Поезд прибыл в Петроград в шесть часов утра. Было еще темно, фонари горели возле вокзала и на улицах. Поеживаясь от холода, Мазурин вышел на пустынную Знаменскую площадь. Недалеко от каменных ступенек вокзала застыла фигура конного городового. Всадник был в черной шинели. Длинная сабля висела у него на боку, плоская барашковая шапка покрывала массивную голову. Правая рука упиралась в бок, левая держала слабо натянутый повод. Крупный караковый конь стоял в дремоте, склонив голову. Ноги у коня были толстые и мохнатые, круп добротен, необычно широк. Недалеко от городового, возвышаясь над ним, в железном тумане раннего петербургского утра торчал другой всадник, до жути похожий на первого. Казалось, он был оригиналом, с которого отлили копию, находившуюся возле вокзала. Тяжело стоял его бронзовый конь, в тупой кичливости всадник упер руку в бок, плоская шапка не прятала ни оплывшего бородатого лица, ни бычьей шеи императора. Вместе с городовым он охранял налаженный порядок столицы, грозил ее предместьям, давил своей тяжестью площадь и город. Страшная незыблемость была в нем. Прочно врос он в почву города и всей империи — казалось, не сдвинешь его в века, не поколеблешь. Мазурин в своей подбитой ветром шинелишке, стуча о камни сапогами, медленно прошел мимо обоих всадников, улыбнулся их сходству и сел в трамвай, который отвез его на Выборгскую сторону.
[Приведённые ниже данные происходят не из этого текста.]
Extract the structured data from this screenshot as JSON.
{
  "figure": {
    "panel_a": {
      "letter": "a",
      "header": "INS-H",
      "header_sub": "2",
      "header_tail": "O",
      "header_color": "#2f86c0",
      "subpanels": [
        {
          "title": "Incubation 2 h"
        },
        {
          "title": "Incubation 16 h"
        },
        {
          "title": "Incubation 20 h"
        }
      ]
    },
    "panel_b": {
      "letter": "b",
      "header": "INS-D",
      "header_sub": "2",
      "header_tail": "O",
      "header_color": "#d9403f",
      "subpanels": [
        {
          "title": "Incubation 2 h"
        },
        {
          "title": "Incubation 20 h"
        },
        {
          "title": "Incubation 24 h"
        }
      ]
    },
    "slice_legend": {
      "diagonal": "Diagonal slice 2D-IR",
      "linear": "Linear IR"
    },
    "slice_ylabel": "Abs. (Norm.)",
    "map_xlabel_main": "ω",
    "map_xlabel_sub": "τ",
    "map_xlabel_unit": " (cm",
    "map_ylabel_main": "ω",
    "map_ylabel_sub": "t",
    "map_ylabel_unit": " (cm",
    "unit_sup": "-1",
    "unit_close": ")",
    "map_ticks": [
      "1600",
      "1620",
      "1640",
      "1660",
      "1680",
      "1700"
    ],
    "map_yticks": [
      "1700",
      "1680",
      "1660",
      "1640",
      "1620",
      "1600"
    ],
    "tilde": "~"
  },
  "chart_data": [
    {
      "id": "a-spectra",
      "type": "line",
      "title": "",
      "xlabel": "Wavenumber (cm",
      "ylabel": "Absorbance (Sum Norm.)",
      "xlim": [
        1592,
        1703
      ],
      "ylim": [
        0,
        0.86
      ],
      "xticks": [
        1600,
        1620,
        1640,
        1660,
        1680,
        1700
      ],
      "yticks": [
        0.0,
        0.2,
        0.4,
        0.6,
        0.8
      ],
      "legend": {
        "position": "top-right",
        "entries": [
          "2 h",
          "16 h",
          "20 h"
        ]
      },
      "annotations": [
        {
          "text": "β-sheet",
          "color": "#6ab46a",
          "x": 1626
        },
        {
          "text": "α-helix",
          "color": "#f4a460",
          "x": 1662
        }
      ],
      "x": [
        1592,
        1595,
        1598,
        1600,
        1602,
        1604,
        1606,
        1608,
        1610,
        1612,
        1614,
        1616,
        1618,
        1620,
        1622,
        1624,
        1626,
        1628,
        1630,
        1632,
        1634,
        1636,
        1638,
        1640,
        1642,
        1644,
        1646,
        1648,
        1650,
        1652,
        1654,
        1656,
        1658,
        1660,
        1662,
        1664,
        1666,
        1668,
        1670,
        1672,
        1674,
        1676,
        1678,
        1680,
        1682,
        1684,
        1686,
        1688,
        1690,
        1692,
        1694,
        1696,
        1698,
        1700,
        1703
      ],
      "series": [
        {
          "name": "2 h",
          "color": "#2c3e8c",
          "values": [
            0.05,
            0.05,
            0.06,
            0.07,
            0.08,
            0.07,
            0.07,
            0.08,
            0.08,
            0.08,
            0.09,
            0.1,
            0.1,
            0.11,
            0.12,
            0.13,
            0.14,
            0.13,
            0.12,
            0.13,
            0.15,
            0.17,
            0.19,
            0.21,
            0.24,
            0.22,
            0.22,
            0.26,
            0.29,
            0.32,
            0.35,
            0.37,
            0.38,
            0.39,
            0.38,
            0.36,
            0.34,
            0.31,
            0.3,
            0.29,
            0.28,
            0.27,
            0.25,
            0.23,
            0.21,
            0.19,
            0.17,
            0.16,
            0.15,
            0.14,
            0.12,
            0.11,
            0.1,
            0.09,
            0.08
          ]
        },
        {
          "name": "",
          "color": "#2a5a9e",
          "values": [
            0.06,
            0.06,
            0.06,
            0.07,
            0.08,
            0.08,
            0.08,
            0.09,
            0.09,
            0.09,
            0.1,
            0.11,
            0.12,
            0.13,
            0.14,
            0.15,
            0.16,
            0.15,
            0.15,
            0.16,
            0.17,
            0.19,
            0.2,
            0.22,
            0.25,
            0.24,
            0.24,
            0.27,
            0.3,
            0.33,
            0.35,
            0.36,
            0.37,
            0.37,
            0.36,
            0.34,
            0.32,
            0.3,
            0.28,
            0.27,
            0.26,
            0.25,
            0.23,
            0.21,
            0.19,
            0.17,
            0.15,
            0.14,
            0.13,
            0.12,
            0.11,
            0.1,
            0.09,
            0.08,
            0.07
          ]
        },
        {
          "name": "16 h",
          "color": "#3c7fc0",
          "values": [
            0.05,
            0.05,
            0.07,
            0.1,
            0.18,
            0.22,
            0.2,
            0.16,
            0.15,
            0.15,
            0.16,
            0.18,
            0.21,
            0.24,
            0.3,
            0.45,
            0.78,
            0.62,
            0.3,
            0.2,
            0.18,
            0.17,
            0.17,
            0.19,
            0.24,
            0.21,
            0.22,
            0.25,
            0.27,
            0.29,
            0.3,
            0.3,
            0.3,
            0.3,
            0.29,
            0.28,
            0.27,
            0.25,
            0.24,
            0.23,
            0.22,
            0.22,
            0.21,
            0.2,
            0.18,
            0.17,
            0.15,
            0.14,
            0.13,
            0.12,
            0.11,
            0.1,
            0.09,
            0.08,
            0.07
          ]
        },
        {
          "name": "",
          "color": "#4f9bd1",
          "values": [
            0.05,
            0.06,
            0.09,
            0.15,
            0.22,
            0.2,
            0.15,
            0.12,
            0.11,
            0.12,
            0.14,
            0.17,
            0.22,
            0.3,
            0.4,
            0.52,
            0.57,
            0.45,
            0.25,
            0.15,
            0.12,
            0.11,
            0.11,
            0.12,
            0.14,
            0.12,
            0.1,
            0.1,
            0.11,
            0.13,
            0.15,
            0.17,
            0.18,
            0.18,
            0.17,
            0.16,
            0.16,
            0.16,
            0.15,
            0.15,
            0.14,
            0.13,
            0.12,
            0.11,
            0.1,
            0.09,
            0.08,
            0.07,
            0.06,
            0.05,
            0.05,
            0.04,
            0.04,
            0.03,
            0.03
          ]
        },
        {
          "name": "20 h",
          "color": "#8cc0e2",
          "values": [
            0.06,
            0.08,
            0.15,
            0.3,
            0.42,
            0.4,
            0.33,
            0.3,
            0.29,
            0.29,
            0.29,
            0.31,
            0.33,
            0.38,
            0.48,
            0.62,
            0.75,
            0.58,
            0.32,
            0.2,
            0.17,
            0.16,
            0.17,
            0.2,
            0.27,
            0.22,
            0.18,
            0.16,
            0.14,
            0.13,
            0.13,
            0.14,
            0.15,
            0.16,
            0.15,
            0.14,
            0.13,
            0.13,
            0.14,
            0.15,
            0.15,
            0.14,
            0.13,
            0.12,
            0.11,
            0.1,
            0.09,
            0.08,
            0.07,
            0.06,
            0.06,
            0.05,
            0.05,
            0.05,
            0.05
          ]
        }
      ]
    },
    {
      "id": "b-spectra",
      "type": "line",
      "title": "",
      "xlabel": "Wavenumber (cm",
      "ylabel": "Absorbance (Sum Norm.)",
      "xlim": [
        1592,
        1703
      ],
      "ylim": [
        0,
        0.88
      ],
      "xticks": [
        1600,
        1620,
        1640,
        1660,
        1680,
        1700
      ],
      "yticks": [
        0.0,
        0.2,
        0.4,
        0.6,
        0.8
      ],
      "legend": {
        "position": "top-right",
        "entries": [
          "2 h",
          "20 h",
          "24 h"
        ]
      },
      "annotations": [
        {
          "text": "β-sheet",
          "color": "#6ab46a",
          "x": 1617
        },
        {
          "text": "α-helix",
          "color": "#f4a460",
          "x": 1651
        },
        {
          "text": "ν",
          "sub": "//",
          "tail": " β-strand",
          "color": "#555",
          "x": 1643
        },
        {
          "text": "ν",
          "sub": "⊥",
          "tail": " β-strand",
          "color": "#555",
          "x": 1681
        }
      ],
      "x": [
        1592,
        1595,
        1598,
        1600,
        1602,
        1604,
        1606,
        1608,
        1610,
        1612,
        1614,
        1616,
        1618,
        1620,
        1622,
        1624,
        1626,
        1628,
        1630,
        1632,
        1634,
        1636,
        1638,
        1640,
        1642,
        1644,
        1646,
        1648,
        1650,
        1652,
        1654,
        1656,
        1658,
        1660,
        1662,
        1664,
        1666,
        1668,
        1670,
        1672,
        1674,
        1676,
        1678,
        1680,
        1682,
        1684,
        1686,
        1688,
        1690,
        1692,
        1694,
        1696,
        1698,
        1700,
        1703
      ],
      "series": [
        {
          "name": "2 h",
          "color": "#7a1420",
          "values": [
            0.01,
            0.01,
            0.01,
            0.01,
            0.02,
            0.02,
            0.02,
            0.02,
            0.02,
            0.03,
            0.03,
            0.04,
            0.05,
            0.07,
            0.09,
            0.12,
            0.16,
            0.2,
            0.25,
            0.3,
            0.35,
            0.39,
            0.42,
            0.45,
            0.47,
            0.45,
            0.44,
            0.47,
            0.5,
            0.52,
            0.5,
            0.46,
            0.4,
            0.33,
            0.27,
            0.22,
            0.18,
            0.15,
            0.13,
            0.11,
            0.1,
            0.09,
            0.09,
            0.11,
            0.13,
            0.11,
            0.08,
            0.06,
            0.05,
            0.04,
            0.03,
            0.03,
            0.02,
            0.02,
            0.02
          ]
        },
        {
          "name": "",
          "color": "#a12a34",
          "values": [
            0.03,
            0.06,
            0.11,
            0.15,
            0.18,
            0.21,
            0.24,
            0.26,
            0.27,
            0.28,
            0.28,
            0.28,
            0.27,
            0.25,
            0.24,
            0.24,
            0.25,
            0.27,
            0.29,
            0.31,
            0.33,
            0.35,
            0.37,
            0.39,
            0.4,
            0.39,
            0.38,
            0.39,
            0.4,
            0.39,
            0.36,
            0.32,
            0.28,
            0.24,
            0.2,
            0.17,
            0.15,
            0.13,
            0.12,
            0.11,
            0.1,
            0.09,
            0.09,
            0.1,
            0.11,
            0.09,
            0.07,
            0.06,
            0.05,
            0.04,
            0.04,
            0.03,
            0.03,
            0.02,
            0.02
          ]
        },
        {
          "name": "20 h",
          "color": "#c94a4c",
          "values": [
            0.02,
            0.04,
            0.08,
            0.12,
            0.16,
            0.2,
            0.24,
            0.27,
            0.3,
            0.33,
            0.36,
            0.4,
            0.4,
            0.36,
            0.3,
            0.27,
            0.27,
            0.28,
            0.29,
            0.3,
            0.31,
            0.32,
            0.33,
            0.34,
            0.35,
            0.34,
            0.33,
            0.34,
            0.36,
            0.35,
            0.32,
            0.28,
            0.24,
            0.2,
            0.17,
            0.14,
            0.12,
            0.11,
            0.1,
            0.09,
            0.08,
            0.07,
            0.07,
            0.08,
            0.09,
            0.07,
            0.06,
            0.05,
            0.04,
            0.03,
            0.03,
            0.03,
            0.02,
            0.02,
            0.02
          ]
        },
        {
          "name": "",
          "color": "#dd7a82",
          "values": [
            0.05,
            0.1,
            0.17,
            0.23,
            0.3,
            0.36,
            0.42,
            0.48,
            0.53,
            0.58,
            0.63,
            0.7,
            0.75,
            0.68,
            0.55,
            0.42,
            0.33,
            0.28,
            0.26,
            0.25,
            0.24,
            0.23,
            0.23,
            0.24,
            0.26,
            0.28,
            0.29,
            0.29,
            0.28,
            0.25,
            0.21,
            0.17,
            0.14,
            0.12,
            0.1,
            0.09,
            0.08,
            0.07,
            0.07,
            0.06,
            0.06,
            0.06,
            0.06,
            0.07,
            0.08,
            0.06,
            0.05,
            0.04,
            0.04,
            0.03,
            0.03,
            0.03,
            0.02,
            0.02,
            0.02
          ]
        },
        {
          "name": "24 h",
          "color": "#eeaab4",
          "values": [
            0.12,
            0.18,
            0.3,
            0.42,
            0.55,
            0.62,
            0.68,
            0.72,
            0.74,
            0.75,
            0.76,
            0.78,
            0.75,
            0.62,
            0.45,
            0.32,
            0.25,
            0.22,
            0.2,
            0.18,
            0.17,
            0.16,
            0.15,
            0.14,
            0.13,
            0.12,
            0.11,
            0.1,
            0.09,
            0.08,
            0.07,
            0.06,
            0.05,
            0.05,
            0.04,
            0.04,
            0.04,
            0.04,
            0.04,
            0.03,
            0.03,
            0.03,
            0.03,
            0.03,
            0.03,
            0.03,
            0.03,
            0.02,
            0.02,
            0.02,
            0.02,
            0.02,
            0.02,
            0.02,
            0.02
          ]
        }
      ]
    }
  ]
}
Холодный ветер дул с моря, центр города еще не просыпался, а на окраинах выли гудки, и темные, согнувшиеся люди бежали по улицам, наполняли трамваи. Мазурин попал в переулок, плохо освещенный двумя газовыми фонарями, с разбитой мостовой, с низкими бесформенными домами, точно выброшенными сюда как на свалку. Вот и нужный ему дом. Он прошел во двор, заваленный отбросами, постучался в дверь. Открыла молодая женщина.
— Дома Иван Петрович? — спросил Мазурин.
— Да вы входите, — ласково пригласила женщина. — Ваня у соседа, — объяснила она, когда гость вошел в комнату. — Сейчас вернется, а я вас пока чайком напою. Шинель свою вот сюда повесьте и садитесь к столу.
Женщина была чуть полноватая, с вьющимися каштановыми волосами, чистенькая, в коричневом платье. И комната выглядела чистой, опрятной: круглый стол был застлан суровой скатертью с голубой вышивкой, кровать покрыта кружевной накидкой, вымытый пол блестел, как надраенная палуба военного корабля.
— Хороший вы работник, — сказал Мазурин, — подвезло Ивану Петровичу.
Она засмеялась:
— А он вечно недоволен.
— Неправда! — перебил ее мужской голос. — Поклеп возводишь.